Dienstag, 21. Juli 2015

Der Marsianer - Andy Weir




Preis: 14,99€
Format: Taschenbuch
Seitenanzahl: 509
Genre: Science-Fiction
Reihe: -
Verlag: Heyne
ISBN: 978-3-453-31583-9
Altersempfehlung:  ab 16





Mark Watney wird als Tod vermutet, als seine Crew den Mars verlässt. Doch Mark lebt und er ist nun ganz alleine auf einen leblosen Planeten. Ohne Kommunikation, ohne Nahrung, ohne Ausrüstung und ohne Crew beginnt er den Überlebenskampf. Nun lebt er auf einem Planeten dessen Atmosphäre einen Menschen Atmen fast unmöglich macht. Dessen Landschaft menschliche Haut kürzester Zeit verbrennen lässt und dessen Landschaft nichts essbares hervorbringt. - Mark ist so gut wie Tod. Die NASA versucht ihn zu retten und Mark bleibt nichts übrig als zu warten und zu überleben. Doch der Planet und die Zeit scheinen gegen ihn zu arbeiten...

Der Marsianer ist Andy Weirs erstes Buch und ein Meisterwerk der Debütromane. Die Geschichte wird überwiegend aus einem Logbuch von Mark erzählt und enthält daher sehr viele fachliche Fakten. Was tut er um zu überleben und was sind seine Hürden. Dies führt zu ein paar langatmigen Stellen, doch es ist wie ein Tagebuch und daher sehe ich das sehr locker. Mit einem Humor wird die Geschichte immer wieder aufgelockert und jeder muss mal schmunzeln. Mark Watney ist sehr kreativ und erfinderisch und bringt so immer wieder Ideen ins Spiel die ziemlich interessant sind. Falls irgendetwas nicht in diesem Buch stimmt, wird es ein Neuling nichts davon merken, denn Andy Weir bringt jedes Detail so gut herüber, dass man ihm einfach alles glauben muss. Anfangs fand ich den Detailgrad wirklich gut, doch nach der Hälfte wurde er dann etwas ermüdend und es zog sich etwas. Doch mit einen Twist kam die Geschichte wieder ins Rollen und die letzten einhundert Seiten waren wieder fesselnd, dass ich das Buch wieder nicht aus Hand legen konnte. Leider weiß man nicht, wie die Psyche von mark wirklich ist, denn diese Ebene wird ausgeblendet und nur sein körperlicher Zustand wird das eine oder andere Mal erwähnt. Wie er psychisch zu kämpfen hat, bleibt leider auf der Strecke. Die Geschichte wird nach kurzer Zeit vom Monolog zur NASA gewechselt, wo man umso mehr eine andere Seite sieht und auch die Crew, die Ares 3 - Marks Crew, rückt nach einiger Zeit in den Vordergrund und man merkt eine Verbundenheit der Personen - der Crew. 

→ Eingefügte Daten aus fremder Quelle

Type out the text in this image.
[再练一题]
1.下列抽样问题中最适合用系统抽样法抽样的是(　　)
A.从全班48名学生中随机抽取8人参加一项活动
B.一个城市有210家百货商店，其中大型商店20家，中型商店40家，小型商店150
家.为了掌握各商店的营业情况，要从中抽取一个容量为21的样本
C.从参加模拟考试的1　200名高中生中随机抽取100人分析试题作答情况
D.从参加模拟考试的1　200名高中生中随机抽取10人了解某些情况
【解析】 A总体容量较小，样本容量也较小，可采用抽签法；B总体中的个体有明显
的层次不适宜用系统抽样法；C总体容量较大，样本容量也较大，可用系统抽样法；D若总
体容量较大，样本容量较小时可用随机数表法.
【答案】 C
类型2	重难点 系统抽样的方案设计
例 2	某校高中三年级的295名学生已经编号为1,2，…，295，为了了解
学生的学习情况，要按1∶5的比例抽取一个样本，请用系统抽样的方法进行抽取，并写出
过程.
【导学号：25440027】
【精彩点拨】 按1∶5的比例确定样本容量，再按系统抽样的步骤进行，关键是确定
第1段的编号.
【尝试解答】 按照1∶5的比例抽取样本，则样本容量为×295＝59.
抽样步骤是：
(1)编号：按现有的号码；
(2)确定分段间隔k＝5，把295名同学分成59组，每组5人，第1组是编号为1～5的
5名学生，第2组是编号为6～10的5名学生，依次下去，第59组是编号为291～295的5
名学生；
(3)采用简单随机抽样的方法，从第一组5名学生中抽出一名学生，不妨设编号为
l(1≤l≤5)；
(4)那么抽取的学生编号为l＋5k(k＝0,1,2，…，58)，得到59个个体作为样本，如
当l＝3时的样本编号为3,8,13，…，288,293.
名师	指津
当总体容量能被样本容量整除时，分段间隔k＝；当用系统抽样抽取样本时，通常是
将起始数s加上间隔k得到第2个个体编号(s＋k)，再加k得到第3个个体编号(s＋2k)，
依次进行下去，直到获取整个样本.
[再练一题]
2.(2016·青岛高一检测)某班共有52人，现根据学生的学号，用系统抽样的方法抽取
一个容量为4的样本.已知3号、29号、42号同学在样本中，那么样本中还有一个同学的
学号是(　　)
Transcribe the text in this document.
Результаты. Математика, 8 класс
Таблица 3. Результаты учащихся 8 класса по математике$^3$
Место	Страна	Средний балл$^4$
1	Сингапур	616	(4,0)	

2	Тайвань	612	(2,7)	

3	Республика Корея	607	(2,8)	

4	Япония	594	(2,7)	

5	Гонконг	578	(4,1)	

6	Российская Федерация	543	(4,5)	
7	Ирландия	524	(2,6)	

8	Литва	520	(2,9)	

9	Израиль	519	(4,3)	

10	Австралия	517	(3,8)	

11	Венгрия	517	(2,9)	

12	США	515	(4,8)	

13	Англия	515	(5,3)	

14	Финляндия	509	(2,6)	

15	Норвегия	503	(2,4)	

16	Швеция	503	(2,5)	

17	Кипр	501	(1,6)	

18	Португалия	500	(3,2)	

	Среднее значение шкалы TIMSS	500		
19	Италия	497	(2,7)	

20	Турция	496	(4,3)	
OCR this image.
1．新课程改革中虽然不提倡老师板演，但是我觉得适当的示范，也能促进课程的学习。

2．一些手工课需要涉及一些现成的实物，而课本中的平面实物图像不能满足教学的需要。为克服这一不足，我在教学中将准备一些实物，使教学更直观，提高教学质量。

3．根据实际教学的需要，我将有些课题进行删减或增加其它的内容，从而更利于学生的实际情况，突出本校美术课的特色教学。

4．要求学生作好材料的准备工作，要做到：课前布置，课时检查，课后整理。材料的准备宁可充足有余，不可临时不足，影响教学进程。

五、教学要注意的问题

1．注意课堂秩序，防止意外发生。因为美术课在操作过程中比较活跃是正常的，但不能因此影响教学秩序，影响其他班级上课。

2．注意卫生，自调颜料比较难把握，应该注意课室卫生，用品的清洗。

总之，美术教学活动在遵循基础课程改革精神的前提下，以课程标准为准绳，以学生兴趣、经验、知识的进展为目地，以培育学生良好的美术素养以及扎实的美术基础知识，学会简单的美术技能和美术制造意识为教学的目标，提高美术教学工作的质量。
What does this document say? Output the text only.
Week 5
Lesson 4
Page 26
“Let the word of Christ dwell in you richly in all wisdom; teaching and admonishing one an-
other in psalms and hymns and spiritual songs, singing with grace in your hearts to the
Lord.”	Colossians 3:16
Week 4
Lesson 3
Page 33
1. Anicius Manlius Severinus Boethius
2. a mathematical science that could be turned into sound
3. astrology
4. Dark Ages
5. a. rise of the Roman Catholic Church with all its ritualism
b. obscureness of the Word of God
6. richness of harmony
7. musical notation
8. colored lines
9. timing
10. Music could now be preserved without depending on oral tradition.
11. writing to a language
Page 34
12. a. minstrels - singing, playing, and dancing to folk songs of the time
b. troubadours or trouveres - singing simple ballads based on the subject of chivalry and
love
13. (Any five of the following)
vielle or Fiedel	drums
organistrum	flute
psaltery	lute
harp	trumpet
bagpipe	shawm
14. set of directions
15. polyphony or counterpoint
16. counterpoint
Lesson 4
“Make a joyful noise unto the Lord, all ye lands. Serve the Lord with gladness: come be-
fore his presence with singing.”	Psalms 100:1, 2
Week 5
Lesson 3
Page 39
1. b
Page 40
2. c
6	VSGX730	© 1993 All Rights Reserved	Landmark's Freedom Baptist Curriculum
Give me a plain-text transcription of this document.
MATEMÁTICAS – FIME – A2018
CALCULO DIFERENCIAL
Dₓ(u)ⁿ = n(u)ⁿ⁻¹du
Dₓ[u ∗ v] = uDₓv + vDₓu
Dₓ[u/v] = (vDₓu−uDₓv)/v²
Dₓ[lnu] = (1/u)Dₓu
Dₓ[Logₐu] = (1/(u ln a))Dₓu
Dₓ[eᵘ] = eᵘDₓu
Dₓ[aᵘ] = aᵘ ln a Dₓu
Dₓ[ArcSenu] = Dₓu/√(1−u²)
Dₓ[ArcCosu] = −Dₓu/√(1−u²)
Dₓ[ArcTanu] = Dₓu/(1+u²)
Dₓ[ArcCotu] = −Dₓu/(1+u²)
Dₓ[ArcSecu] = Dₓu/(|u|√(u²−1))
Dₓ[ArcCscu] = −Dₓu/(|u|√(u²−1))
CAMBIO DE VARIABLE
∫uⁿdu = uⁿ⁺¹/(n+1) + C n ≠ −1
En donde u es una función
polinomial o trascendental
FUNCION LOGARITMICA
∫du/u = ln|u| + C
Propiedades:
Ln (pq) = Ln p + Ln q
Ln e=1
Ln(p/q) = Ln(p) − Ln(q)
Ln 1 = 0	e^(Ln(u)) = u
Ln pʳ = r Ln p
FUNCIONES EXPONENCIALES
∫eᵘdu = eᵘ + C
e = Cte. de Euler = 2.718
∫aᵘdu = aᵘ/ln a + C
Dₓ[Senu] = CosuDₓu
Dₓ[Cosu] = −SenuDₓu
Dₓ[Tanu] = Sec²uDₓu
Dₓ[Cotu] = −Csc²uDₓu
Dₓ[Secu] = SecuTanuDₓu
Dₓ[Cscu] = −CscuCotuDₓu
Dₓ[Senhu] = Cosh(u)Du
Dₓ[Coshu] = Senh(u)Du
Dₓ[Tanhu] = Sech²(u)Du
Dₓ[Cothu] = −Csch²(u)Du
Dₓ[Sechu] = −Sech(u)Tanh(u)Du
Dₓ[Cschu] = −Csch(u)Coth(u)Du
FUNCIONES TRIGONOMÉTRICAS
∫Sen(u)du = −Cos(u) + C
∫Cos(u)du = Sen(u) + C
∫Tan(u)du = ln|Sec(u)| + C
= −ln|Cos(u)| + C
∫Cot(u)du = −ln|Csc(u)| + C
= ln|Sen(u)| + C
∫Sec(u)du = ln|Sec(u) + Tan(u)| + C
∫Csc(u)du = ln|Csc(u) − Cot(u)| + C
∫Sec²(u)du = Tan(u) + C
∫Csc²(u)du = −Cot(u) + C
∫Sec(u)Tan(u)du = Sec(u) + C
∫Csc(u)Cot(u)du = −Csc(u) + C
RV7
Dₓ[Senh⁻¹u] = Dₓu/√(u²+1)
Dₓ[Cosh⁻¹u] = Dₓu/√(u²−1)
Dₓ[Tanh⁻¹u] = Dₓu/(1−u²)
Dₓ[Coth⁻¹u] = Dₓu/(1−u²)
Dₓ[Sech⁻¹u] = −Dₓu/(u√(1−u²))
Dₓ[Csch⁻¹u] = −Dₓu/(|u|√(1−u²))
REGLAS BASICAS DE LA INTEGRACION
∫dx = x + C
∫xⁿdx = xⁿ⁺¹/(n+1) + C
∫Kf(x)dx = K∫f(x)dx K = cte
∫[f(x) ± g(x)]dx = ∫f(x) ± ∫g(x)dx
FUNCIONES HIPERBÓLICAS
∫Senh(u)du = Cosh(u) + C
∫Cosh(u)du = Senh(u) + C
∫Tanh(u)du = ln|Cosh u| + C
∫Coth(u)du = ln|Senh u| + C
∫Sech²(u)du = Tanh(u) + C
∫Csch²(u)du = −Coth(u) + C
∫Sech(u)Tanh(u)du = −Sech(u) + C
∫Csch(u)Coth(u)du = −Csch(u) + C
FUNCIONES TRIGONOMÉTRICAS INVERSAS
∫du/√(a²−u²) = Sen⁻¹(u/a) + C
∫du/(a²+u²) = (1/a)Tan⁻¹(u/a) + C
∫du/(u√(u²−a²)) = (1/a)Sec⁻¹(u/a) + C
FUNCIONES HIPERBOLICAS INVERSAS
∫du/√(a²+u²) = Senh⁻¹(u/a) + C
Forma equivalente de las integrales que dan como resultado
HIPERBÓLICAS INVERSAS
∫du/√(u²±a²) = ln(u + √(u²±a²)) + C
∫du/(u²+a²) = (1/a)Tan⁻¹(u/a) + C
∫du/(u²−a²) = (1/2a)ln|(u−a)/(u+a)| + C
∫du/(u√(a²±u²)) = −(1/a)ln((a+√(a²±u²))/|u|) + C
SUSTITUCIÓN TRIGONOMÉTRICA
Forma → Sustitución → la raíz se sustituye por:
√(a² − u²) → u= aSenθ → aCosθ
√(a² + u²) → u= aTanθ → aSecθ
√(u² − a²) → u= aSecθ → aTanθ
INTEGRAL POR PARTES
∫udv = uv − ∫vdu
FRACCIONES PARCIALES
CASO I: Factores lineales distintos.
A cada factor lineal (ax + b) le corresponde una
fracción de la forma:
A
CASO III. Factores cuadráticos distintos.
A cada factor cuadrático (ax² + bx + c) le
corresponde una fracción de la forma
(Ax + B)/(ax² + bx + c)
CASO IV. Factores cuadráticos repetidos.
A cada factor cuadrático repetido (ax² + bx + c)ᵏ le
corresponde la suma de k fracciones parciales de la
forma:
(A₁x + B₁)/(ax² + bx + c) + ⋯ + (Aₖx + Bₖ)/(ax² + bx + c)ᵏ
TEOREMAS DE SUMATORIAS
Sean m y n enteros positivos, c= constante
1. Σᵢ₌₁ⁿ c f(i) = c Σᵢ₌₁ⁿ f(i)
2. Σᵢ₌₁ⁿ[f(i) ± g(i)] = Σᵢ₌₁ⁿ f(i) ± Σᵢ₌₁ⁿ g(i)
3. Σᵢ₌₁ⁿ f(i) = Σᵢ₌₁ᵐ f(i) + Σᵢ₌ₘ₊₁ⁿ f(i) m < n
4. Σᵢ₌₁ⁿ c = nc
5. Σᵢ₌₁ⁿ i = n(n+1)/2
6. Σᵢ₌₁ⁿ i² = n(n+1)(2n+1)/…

Hier spielt Marks Witze eine große Rolle, denn sie bringt, die eigentlich traurige Erkenntnis, etwas Lockeres hervor. Aber auch der Schreibstil tut sein eigenes, denn es ist umgangssprachlich und locker geschrieben. Im Protagonisten sehe ich einen Optimist dem ich meinem Respekt zollen würde. Denn dieses Buch regt auch zum Nachdenken an, was wäre wenn...Ich freue mich schon auf den Film im Oktober. 

Ein unterhaltsames und spannendes Buch mit einigen Längen. Ein wunderbarer Debütroman und einem leichten Schreibstil. Für Sci-Fi Fans sowie Survival-Fans.